Speaker: Vlad Dima
Time: 12:00 pm- 1:00 pm CST
Venue: 206 Ingraham Hall
This in-person event will be livestreamed (Click here to Zoom in)
Talk Description
This presentation is drawn from my recent book on Black Girl (Bloomsbury/BFI Film Classics, June 2025). To give you a sense of the general direction of book, I think about this film as a map on which one can trace Sembene’s career, simultaneously moving backwards into his literary career and moving forwards into his groundbreaking filmic career. A key question emerges from this consideration: if Black Girl could be considered the very spark that ignited the entire field of African cinemas, how far might this map extend? I frame Black Girl as Sembene’s most consequential film and as a film that potentially maps out the future of African cinemas (in which we currently live). Specifically for this presentation, I will focus on the film’s sonic frames and its visual echoes. I will begin with the film’s use of sound and voice (the sonic frames) and then I will discuss the film’s legacy in the contemporary by way of visual frames and visual echoes.
Speaker’s Bio
Vlad Dima is Professor of African American Studies at Syracuse University. He has published numerous articles, mainly on French and francophone cinemas, but also on Francophone literature, comics, American cinema, and television.
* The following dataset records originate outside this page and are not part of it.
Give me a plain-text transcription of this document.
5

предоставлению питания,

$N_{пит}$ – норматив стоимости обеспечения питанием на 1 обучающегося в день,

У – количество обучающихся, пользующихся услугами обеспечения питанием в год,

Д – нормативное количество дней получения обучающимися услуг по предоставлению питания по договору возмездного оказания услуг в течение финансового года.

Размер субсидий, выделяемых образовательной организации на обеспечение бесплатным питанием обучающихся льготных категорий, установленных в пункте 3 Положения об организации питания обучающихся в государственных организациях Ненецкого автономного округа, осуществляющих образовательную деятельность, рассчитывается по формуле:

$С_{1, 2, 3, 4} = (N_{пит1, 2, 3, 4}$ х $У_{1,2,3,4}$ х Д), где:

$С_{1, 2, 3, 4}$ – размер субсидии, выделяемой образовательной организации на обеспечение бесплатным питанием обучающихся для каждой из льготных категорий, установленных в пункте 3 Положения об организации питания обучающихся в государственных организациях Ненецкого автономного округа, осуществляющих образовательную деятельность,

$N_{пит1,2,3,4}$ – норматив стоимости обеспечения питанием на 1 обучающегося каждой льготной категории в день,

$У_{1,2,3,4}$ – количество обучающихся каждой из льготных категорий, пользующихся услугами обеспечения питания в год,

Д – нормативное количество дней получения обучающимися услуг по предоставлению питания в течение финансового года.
He is the author of the following books: Sonic Space in Djibril Diop Mambety’s Films (Indiana University Press, 2017), The Beautiful Skin: Football, Fantasy, and Cinematic Bodies in Africa (Michigan State University Press, 2020), Meaninglessness: Time, Rhythm, and the Undead in in Postcolonial Cinema (Michigan State University Press, 2022), and Black Girl (Bloomsbury/BFI Film Classics, 2025). He is currently working on two books: the first is about absence(s) in the cinema of Cristian Mungiu, and the second is about love/unlove in postcolonial cinemas.
The event is free and open to the public.